(WHAS11) -The spring of 1969 for Louisville's famed Fontaine Ferry Park was shaping up like every other.
"Opened at ten a.m.," remembers Chuck Howell of Louisville, a former employee.
Opening day, as always, was the day after Derby. In 1969 that day was May 4th.
Five years earlier in 1964, Fontaine Ferry's owners had desegregated the park. Blacks were allowed in for the first time in its 64 year history. But up until that year, it was a much different story.
"I was a part of the first march at Fountain Ferry Park," remembers Robert Coleman of Louisville. "It ended with me going to jail the first time in my life-not riding the ferris wheel for the first time in my life."

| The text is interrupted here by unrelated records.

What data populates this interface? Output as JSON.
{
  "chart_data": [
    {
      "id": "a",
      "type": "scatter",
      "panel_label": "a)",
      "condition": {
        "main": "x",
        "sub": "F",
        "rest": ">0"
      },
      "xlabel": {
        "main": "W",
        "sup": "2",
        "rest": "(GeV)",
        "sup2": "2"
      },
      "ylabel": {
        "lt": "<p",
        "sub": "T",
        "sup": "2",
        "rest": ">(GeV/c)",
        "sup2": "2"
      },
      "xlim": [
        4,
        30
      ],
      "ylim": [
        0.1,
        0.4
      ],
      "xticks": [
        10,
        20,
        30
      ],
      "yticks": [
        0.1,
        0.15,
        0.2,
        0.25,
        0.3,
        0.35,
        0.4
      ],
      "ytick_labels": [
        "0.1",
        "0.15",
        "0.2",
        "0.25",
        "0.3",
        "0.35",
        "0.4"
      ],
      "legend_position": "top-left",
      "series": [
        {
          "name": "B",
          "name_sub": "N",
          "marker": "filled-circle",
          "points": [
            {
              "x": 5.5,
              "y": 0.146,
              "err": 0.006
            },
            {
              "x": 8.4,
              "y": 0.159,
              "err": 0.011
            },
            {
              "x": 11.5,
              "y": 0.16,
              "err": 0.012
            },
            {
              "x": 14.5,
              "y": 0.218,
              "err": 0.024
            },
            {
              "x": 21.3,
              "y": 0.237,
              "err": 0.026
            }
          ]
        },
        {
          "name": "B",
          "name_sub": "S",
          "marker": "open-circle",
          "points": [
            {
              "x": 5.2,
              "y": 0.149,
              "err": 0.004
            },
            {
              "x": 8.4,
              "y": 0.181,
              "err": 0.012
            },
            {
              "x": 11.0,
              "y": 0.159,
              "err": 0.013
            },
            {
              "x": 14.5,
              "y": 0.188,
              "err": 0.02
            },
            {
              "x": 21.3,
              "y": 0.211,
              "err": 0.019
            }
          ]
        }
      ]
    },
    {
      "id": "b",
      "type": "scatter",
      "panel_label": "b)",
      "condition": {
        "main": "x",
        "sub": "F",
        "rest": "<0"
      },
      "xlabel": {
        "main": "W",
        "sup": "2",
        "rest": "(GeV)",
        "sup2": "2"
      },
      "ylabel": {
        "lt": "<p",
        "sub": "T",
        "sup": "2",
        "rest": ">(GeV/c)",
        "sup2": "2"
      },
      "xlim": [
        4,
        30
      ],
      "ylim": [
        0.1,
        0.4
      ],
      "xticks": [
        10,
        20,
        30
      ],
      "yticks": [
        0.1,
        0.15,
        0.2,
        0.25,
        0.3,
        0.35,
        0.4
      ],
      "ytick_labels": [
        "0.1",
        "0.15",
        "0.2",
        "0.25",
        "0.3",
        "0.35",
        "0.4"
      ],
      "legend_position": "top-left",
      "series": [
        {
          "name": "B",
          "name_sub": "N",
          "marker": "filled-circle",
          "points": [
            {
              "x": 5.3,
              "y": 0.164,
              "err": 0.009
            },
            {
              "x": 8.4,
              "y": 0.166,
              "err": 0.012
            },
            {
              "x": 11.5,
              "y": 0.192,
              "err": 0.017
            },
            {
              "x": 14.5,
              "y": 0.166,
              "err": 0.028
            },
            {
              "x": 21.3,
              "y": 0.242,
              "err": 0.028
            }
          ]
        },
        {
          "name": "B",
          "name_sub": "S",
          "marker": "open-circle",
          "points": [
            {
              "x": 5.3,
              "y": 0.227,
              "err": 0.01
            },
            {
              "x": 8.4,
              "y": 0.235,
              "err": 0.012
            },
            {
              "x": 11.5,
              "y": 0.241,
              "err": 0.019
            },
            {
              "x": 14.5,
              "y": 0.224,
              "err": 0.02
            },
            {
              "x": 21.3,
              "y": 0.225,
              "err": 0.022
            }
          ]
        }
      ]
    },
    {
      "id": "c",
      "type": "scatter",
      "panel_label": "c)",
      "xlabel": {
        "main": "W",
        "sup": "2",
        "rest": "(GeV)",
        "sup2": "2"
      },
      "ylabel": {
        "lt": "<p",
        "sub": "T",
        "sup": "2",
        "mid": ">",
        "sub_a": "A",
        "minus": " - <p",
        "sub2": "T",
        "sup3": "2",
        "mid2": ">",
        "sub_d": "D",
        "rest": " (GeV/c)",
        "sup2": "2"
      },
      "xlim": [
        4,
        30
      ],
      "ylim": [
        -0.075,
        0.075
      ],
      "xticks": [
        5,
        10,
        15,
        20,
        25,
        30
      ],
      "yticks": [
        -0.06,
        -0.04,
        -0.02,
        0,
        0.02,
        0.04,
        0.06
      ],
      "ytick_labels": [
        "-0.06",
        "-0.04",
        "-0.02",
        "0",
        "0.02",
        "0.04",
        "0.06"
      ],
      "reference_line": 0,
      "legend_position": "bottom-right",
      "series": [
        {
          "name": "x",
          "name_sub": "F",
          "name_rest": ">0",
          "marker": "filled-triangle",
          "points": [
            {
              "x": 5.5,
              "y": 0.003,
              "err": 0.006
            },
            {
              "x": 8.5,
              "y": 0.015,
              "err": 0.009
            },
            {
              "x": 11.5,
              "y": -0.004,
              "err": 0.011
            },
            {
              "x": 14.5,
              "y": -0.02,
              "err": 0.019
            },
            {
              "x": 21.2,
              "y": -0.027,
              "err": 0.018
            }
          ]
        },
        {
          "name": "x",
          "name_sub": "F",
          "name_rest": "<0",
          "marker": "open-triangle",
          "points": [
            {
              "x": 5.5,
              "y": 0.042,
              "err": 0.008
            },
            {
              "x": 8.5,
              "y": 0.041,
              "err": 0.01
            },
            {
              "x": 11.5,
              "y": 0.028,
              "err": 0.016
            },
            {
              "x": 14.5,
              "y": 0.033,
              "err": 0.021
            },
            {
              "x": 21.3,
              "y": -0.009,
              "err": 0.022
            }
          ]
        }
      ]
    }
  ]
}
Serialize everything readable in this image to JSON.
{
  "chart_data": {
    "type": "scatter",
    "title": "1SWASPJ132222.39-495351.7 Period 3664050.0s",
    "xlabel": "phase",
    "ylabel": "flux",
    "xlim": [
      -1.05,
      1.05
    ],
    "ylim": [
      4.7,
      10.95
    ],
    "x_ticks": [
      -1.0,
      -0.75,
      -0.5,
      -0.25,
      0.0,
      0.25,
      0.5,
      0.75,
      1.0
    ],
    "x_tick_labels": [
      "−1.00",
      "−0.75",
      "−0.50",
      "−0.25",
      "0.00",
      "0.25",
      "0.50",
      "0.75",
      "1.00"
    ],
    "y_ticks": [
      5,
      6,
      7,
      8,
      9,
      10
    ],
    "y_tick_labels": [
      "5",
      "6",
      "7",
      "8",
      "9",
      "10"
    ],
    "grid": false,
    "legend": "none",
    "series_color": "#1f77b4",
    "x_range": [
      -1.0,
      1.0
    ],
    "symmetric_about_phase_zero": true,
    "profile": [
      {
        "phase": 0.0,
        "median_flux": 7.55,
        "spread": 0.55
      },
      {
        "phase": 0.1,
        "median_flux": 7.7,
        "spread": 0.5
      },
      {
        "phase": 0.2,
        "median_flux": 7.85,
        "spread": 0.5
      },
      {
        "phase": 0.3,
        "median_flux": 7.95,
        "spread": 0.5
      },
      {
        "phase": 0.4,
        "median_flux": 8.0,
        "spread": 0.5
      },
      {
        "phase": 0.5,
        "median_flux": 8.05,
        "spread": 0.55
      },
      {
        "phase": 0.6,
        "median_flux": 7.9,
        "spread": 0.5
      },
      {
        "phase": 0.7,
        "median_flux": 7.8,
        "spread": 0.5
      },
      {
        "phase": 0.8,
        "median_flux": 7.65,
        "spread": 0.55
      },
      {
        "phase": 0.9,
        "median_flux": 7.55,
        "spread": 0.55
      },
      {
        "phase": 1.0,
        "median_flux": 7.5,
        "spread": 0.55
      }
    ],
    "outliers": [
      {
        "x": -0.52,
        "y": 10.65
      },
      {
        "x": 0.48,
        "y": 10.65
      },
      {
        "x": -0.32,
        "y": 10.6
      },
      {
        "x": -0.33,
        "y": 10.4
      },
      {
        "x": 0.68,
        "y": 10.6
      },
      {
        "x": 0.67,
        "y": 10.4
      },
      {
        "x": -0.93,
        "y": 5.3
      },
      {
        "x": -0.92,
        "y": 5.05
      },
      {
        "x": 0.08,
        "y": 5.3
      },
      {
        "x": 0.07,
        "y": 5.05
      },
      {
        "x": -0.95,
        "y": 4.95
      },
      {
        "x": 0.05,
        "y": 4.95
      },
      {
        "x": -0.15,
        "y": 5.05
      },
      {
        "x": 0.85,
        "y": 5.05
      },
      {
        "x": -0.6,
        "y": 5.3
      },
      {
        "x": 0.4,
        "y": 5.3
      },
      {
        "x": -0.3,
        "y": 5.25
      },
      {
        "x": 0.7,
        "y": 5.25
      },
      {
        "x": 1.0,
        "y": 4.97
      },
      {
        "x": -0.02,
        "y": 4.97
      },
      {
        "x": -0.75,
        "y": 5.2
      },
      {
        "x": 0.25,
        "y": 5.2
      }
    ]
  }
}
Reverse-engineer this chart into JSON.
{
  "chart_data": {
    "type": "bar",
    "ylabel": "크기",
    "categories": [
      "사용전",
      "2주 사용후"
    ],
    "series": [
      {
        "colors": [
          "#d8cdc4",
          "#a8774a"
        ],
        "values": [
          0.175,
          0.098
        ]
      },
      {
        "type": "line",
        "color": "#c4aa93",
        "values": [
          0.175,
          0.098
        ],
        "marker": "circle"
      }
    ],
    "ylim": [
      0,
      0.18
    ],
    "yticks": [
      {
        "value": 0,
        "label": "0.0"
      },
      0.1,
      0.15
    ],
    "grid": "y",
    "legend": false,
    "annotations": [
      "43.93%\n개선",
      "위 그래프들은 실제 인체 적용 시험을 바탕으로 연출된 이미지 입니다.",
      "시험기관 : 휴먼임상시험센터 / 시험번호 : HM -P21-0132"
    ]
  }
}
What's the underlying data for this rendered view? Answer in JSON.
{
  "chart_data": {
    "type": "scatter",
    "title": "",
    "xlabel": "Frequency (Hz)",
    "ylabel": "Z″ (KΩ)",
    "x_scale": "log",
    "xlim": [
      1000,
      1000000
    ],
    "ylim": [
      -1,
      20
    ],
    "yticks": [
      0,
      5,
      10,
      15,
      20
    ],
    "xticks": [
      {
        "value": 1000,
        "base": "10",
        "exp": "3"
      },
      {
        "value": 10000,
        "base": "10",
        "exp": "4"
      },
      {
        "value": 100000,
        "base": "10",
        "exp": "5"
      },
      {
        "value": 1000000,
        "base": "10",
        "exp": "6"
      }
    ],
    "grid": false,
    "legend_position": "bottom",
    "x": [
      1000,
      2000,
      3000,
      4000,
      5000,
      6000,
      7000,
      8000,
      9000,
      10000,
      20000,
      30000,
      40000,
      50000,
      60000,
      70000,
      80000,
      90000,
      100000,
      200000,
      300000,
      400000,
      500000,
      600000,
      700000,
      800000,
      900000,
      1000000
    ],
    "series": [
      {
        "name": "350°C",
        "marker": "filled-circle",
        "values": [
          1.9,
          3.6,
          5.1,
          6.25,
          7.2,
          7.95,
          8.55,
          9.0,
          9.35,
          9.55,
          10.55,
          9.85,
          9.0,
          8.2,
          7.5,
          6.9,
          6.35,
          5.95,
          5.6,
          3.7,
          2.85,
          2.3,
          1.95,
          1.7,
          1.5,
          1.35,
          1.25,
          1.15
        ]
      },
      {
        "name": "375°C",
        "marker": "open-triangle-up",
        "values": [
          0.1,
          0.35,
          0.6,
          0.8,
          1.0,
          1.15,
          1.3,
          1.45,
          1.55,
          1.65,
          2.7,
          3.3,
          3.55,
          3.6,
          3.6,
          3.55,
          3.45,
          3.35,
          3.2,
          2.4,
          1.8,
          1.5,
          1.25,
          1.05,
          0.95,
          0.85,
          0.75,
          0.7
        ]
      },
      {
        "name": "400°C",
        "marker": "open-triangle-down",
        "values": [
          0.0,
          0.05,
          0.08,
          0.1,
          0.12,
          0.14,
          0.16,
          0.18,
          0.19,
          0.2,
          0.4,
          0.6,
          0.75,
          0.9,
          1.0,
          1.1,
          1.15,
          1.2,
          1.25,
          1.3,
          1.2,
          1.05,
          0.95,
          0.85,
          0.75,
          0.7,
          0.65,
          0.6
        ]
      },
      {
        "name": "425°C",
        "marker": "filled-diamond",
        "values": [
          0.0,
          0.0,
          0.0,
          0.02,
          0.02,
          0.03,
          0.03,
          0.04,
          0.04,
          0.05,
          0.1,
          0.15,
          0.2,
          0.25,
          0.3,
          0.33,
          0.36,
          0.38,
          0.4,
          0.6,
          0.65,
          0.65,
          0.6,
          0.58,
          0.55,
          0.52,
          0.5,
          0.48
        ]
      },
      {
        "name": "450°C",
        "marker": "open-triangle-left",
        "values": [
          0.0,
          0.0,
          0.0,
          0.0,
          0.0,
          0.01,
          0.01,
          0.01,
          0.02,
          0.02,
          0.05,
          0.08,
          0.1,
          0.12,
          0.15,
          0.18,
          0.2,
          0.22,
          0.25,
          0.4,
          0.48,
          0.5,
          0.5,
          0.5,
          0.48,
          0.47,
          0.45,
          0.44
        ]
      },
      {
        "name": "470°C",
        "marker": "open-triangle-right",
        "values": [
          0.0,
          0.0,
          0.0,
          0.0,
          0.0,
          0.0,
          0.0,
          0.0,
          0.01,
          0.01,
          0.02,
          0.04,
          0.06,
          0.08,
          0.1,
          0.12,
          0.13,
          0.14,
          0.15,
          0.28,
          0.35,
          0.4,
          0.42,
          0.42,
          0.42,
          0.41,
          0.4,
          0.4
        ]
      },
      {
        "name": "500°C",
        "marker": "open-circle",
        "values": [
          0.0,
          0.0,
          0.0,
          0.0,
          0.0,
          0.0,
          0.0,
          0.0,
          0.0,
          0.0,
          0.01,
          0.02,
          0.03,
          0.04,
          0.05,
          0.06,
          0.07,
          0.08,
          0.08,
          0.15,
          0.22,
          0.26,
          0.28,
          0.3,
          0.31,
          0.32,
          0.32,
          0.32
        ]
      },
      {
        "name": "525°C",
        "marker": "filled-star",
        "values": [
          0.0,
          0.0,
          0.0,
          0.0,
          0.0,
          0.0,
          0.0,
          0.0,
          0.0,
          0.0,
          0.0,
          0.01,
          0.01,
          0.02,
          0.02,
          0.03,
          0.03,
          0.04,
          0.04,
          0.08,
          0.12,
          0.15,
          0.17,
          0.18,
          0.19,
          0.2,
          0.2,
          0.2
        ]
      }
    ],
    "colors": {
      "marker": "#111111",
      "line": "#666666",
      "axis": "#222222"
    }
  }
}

Prior to 1964, African Americans were asked to leave, even tossed from the park if they snuck in to the pool on a hot day.
Ishmael Muhammed of Louisville said, "We got in a couple of times but never made it to the water. Someone always said, 'These little boys are out!'"
"I think the disappointing thing was I couldn't go and enjoy the roller coaster, the pool, the skating rink, those kinds of things," Jack Norris remembers.
"All I can recall was seeing the big entrance gates and people inside having such a great time," said Rudy Davidson, head of the Shawnee Park Neighborhood Association and the former head of Louisville's Solid Waste Division under Jerry Abramson.
So when African Americans finally walked through those gates in 1964, there was apprehension, but there was finally relief among the workers. The owners say the park's fortunes actually skyrocketed with both blacks and whites enjoying the rides.
Jim Singhiser is the owner's nephew. "That was the peak time," he recalls. "It thrived after that. Business did not fall off."
But the good times would soon be coming to an abrupt and violent end.
Fontaine Ferry sat on just sixty acres, tucked under towering trees along the Ohio River. You got to it by driving west on Market until it stopped at the river. It was founded in 1905, by Captain Aaron Fontaine, who ran a river ferry.
Generations of families loved its low prices and simple fun.
"The mirrors, hilarity hall, the slides, sugar barrel, you just don't forget about it," said Louisville antiques dealer Joe Ley.
So after the depression, the flood, and the changing of tastes, Fontaine Ferry stayed open and even grew. That's why May of 1969 would be so shocking. For the employees, the day seemed a bit unusual.
"[We] went over in early afternoon. [It] seemed like crowds were maybe a little raucous," remembers former park employee Chuck Howell.
And then it hit, according to Singhiser. "There was a riot that opening day of 1969."
"All of a sudden, masses of people running down the street," remembers Howell.
A small group of young peoplestarted a riot late in that day. It is still unclear to this day as to just who sparked it, but what is clear is that it was racially motivated-a spillover of the racial tension still lingering.
Elderly park workers were roughed up, money was stolen, and there was damageacross the park.
And for one man, the owner Jack Singhiser, that was enough.
Nephew Jim Singhiser says, "He started selling everything off. Sold the rides, the penny arcade, pulled the copper wiring right out of the ground and hauled it off and sold it. "
Fontaine Ferry was gone. It would never open again under that name.
From then on it would live on only with collectors in memories and photographs.
"I was sorry to see it closed. I was sorry the way it closed", says Cheri Bryant-Hamilton, now a Metro Council person.
Today the site of Fontaine Ferry is cleared. It's now River Glen Park.
From Sky 11, near the river, you can spot the remains of the oldbeach house that park goers used when swimming in the river.
"If it did survive, it would have been changed. You wouldn't recognize it or what it was", said one man.
But as Jim Singhiser told us, "It was destined to die."